# Hanging lights on angled pillars.



## sparks4292 (Jul 24, 2013)

I have some lights that are supposed to be hung on outdoor pillars. Four sided pillars with wide bases and narrow tops. The sides slant slightly from top to bottom. How do I go about hanging my lights so they are plumb? Is there a wedge shaped masonry mounting plate I could use? The pillars will be wrapped in rock so I need something that will resemble stone.


----------



## 360max (Jun 10, 2011)

cant they be mounted at the same angle as the pillar?


----------



## sparks4292 (Jul 24, 2013)

No. They need to be mounted so they are hanging straight up and down. They have a solid mount (no swivel) and eruptions look goofy at about a 10 degree angle. Trying to get pics so you can see.


----------



## sparks4292 (Jul 24, 2013)

* and would look goofy. Not eruptions stupid autocorrect


----------



## CADPoint (Jul 5, 2007)

Is this from contracted drawings, if this is the case let them know by RFI that the light doesn't swivel.

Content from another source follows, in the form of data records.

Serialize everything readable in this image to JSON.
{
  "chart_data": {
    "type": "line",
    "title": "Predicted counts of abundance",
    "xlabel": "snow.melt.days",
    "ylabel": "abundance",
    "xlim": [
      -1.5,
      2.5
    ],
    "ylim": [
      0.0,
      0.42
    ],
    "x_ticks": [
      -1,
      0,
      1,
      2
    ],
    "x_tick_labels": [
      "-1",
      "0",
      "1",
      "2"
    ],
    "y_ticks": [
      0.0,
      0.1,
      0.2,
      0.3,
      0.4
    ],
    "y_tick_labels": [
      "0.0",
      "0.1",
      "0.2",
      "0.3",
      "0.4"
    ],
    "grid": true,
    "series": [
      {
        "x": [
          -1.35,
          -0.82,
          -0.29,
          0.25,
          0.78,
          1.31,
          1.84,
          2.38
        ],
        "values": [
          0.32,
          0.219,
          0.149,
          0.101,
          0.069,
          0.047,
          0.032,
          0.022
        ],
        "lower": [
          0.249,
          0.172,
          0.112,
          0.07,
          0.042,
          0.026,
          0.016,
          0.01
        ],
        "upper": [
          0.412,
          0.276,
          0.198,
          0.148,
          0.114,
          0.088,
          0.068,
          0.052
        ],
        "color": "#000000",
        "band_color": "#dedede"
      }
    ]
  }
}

IMO are you not responsible for building or designing a wedge to apply to the column.


----------



## papaotis (Jun 8, 2013)

are they mounted to a box? shim the box to proper angle. stone veneer shuold cover it?


----------



## svh19044 (Jul 1, 2008)

The carpenter always builds them for me, usually makes a flat level surface out of MDF with a hole in the middle where my wire comes out to mount a box on, or the stone mason uses one of his "mounts" on top of that level area.

IMO and experience, it's not your job.


----------



## sparks4292 (Jul 24, 2013)

Masons are taking care of it thanks.


----------